Trojan, Here are three dates from the past and three prior recessions. Just for fun, let's pretend that the unemployment % = magnitude # of an earthquake.

March 1990 Unemployment rate 2.7% and recession started Aug 1990 Unemployment rate 3.8%, Magnitude 7.1
Dec 1999 Unemployment rate 2.2% and recession started Mar 2001 Unemployment rate 3.6%, Magnitude 5.3
Dec 2006 Unemployment rate 3.1% and recession started Dec 2007 Unemployment rate 4.2% Magnitude 10.2

Oct 2019 Unemployment rate 2.5% and recession will start (??) The earthquake Magnitude of a 5, didn't really impact the housing prices in Irvine, but if number hit 7 or above... Irvine Home Prices will be hit just like it did in (1990-1995) and (2007-2009).

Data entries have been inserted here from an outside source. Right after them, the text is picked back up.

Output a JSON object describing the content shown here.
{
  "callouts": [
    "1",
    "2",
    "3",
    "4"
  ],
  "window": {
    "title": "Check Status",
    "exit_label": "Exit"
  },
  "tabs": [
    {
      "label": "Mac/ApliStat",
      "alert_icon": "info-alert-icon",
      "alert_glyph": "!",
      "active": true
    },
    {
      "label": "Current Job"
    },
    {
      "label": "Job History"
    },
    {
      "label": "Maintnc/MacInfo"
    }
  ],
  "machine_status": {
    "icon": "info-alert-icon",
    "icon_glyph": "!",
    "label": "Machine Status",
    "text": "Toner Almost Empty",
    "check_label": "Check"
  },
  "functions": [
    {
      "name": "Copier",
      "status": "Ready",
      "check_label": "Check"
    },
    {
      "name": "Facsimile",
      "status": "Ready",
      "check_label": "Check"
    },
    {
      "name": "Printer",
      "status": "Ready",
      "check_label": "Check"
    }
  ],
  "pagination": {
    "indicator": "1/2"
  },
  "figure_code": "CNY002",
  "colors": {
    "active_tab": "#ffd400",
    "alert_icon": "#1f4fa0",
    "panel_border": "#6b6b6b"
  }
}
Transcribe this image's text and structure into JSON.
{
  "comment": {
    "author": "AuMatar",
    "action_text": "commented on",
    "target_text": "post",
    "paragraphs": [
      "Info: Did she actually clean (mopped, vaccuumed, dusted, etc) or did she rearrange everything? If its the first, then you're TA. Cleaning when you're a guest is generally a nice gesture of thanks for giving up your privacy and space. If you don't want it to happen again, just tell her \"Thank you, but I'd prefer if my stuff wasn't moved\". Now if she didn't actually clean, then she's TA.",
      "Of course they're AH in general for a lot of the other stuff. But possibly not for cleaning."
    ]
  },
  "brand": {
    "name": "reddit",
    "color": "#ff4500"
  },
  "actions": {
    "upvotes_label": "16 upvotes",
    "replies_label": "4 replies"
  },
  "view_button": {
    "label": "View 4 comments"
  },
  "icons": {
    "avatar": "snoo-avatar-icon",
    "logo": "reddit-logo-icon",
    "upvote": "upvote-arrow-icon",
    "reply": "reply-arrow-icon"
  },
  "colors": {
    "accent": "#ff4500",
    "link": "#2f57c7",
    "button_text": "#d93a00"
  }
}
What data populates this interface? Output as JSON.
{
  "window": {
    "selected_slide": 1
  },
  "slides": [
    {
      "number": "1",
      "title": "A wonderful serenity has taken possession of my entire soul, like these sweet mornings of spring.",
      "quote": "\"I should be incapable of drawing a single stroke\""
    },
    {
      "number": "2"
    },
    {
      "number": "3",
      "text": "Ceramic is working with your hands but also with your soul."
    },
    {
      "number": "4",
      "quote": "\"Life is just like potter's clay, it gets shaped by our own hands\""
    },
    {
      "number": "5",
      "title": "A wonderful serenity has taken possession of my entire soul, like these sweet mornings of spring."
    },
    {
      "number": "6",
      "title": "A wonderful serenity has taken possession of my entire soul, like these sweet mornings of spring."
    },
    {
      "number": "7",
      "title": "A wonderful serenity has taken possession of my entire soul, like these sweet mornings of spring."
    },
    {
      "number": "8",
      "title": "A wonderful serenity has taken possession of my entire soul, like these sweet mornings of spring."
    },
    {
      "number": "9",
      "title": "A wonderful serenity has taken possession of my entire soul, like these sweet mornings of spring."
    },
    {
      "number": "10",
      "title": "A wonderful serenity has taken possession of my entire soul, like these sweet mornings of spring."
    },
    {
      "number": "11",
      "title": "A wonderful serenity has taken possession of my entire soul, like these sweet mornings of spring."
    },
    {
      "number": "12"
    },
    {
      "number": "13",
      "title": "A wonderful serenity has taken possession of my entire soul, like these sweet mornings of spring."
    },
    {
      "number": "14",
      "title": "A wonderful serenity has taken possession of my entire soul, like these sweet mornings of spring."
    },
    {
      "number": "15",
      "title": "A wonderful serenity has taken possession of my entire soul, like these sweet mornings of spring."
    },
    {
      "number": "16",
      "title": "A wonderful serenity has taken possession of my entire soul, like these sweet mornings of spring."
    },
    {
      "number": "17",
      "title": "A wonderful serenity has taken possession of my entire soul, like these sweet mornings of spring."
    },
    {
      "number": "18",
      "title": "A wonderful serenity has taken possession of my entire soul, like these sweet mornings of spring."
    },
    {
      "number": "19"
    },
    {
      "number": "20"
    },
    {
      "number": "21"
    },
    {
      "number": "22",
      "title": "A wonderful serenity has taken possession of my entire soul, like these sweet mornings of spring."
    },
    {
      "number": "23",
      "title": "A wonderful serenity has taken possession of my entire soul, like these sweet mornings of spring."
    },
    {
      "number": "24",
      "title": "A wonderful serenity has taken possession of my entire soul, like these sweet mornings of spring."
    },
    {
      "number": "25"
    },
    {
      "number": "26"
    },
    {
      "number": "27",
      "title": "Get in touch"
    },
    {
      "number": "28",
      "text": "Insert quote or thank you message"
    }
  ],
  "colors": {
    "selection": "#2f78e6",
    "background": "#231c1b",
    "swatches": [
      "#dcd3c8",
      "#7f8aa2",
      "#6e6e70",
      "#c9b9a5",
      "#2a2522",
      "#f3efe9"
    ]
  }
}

The current unemployment rate in the OC have very little margin to play with as 2.2% seems  to the record low unemployment rate in the OC and the unemployment chart never flat lines horizontally, but always moves like a wave moving either up or down.

Trojan.

The charts don't lie... look at the OC unemployment chart. So you think that unemployment rate in OC is just going to flat line here at between 2 - 2.5%? If this chart was a stock, I would be loading the truck and betting big time going long here.

Mety,
Yes. Take a look at the OC unemployment chart above. The unemployment % cannot be negative therefore it is a matter of time of a reversal. If the OC employment chart was a stock, I would be loading the truck to bet big that the OC unemployment rate will reverse from its all time low.

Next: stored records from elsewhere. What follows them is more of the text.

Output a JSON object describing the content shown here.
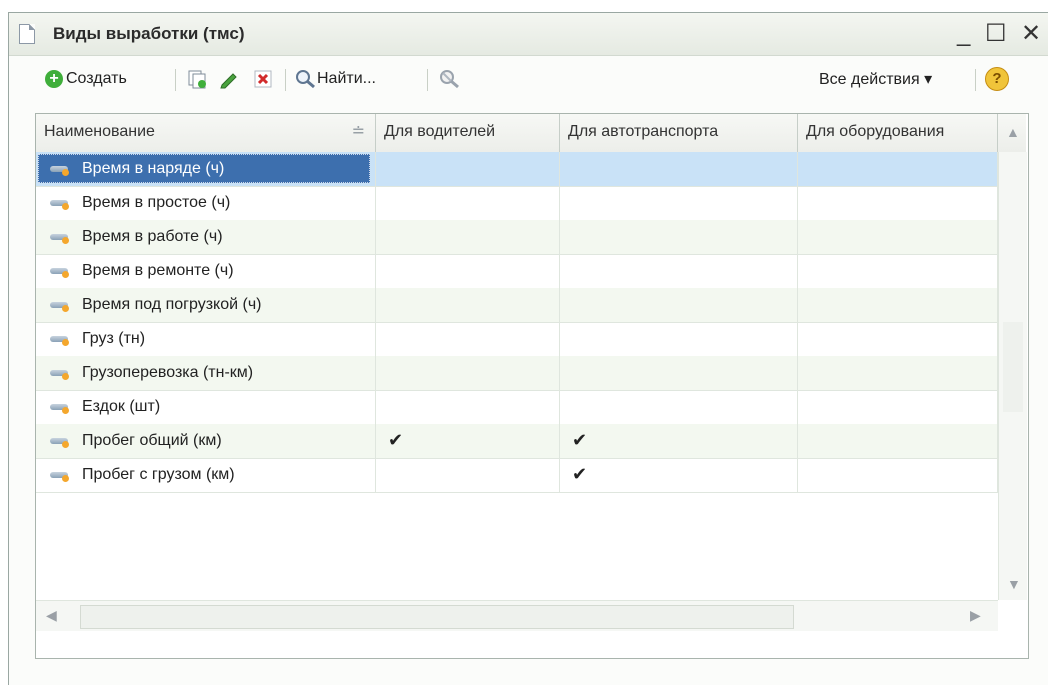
{
  "window": {
    "title": "Виды выработки (тмс)",
    "controls": [
      "_",
      "☐",
      "✕"
    ]
  },
  "toolbar": {
    "create_label": "Создать",
    "find_label": "Найти...",
    "all_actions_label": "Все действия ▾",
    "help_label": "?"
  },
  "table": {
    "columns": [
      "Наименование",
      "Для водителей",
      "Для автотранспорта",
      "Для оборудования"
    ],
    "rows": [
      {
        "name": "Время в наряде (ч)",
        "drivers": "",
        "vehicles": "",
        "equipment": ""
      },
      {
        "name": "Время в простое (ч)",
        "drivers": "",
        "vehicles": "",
        "equipment": ""
      },
      {
        "name": "Время в работе (ч)",
        "drivers": "",
        "vehicles": "",
        "equipment": ""
      },
      {
        "name": "Время в ремонте (ч)",
        "drivers": "",
        "vehicles": "",
        "equipment": ""
      },
      {
        "name": "Время под погрузкой (ч)",
        "drivers": "",
        "vehicles": "",
        "equipment": ""
      },
      {
        "name": "Груз (тн)",
        "drivers": "",
        "vehicles": "",
        "equipment": ""
      },
      {
        "name": "Грузоперевозка (тн-км)",
        "drivers": "",
        "vehicles": "",
        "equipment": ""
      },
      {
        "name": "Ездок (шт)",
        "drivers": "",
        "vehicles": "",
        "equipment": ""
      },
      {
        "name": "Пробег общий (км)",
        "drivers": "✔",
        "vehicles": "✔",
        "equipment": ""
      },
      {
        "name": "Пробег с грузом (км)",
        "drivers": "",
        "vehicles": "✔",
        "equipment": ""
      }
    ]
  }
}
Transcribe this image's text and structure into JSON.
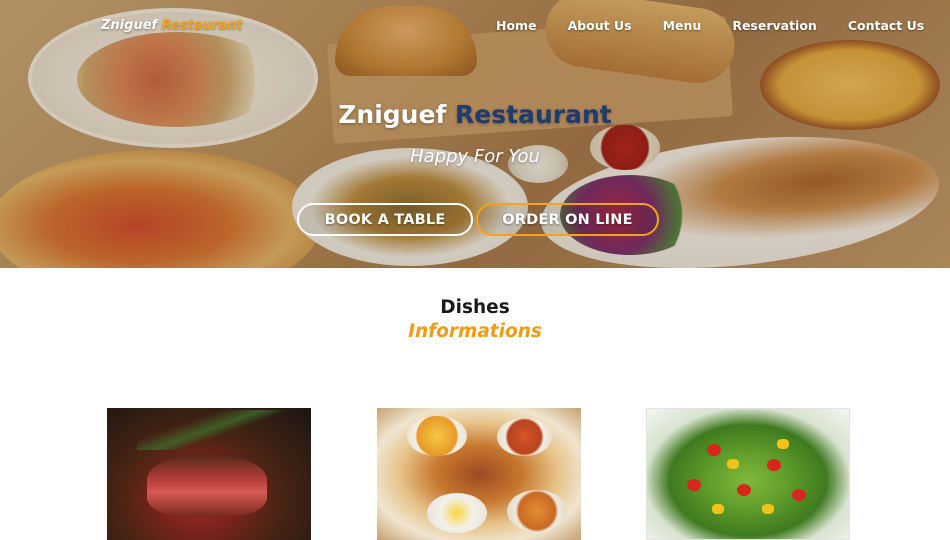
{
  "header": {
    "logo_main": "Zniguef",
    "logo_accent": "Restaurant",
    "nav": [
      {
        "label": "Home"
      },
      {
        "label": "About Us"
      },
      {
        "label": "Menu"
      },
      {
        "label": "Reservation"
      },
      {
        "label": "Contact Us"
      }
    ]
  },
  "hero": {
    "title_main": "Zniguef",
    "title_accent": "Restaurant",
    "subtitle": "Happy For You",
    "book_button": "BOOK A TABLE",
    "order_button": "ORDER ON LINE"
  },
  "dishes": {
    "title": "Dishes",
    "subtitle": "Informations",
    "cards": [
      {
        "image": "steak-photo"
      },
      {
        "image": "mixed-dishes-photo"
      },
      {
        "image": "salad-photo"
      }
    ]
  },
  "colors": {
    "accent": "#f39a14",
    "title_accent": "#1e3c6e"
  }
}
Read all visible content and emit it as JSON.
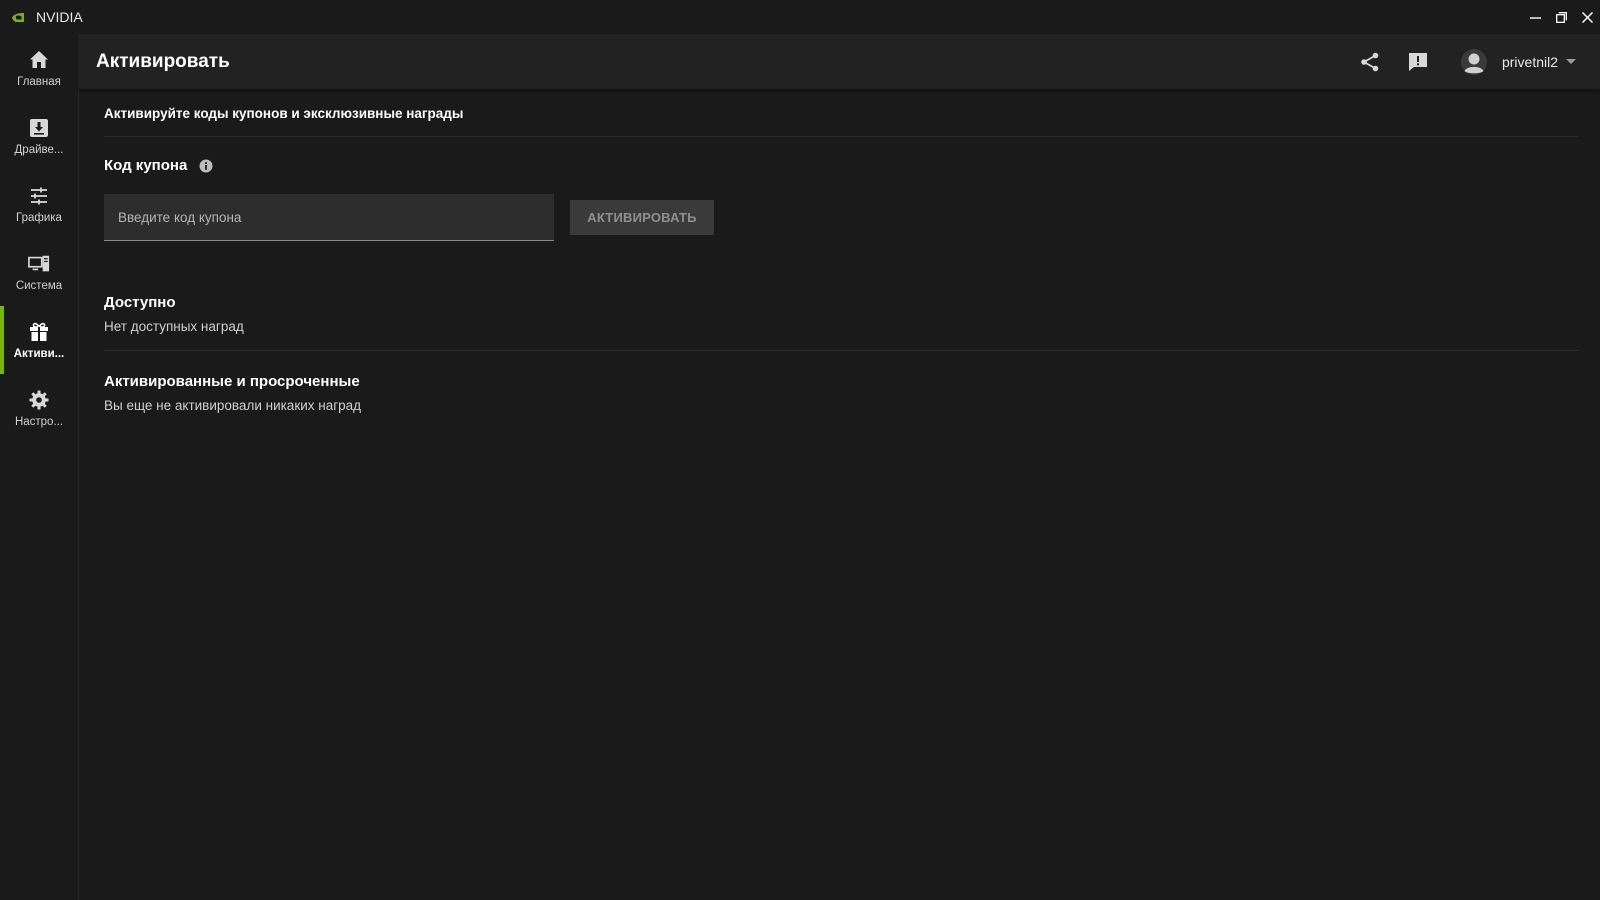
{
  "window": {
    "app_title": "NVIDIA",
    "logo_icon": "nvidia-logo-icon",
    "controls": [
      "minimize-icon",
      "restore-icon",
      "close-icon"
    ]
  },
  "colors": {
    "accent": "#76b900",
    "background": "#1a1a1a",
    "header": "#222222",
    "input": "#2d2d2d",
    "button_disabled": "#3a3a3a"
  },
  "sidebar": {
    "items": [
      {
        "label": "Главная",
        "icon": "home-icon",
        "active": false
      },
      {
        "label": "Драйве...",
        "icon": "download-icon",
        "active": false
      },
      {
        "label": "Графика",
        "icon": "sliders-icon",
        "active": false
      },
      {
        "label": "Система",
        "icon": "system-icon",
        "active": false
      },
      {
        "label": "Активи...",
        "icon": "gift-icon",
        "active": true
      },
      {
        "label": "Настро...",
        "icon": "gear-icon",
        "active": false
      }
    ]
  },
  "header": {
    "title": "Активировать",
    "share_icon": "share-icon",
    "feedback_icon": "feedback-icon",
    "username": "privetnil2",
    "avatar_icon": "avatar-icon"
  },
  "main": {
    "subtitle": "Активируйте коды купонов и эксклюзивные награды",
    "coupon_label": "Код купона",
    "coupon_placeholder": "Введите код купона",
    "coupon_value": "",
    "activate_button": "АКТИВИРОВАТЬ",
    "available_title": "Доступно",
    "available_text": "Нет доступных наград",
    "redeemed_title": "Активированные и просроченные",
    "redeemed_text": "Вы еще не активировали никаких наград"
  }
}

The gray bar indicates previous recessions. Irvine housing was not impacted too much in the recession between 2000-2002 where the unemployment rate rose to 5%, however when it reached 7% from 1990 - 1994 and 10% between 2007-2009, you will see the Irvine home prices drop. Trojan's median and average Irvine home price chart is already start to see the beginning of a reversal.   

Mety. The unemployment chart for OC moves in a wave pattern. You can see that currently that the unemployment moves in a wave pattern and never in a horizontal line. The gray bar indicates previous recessions.

So you predict it will go up and the housing price will go down soon?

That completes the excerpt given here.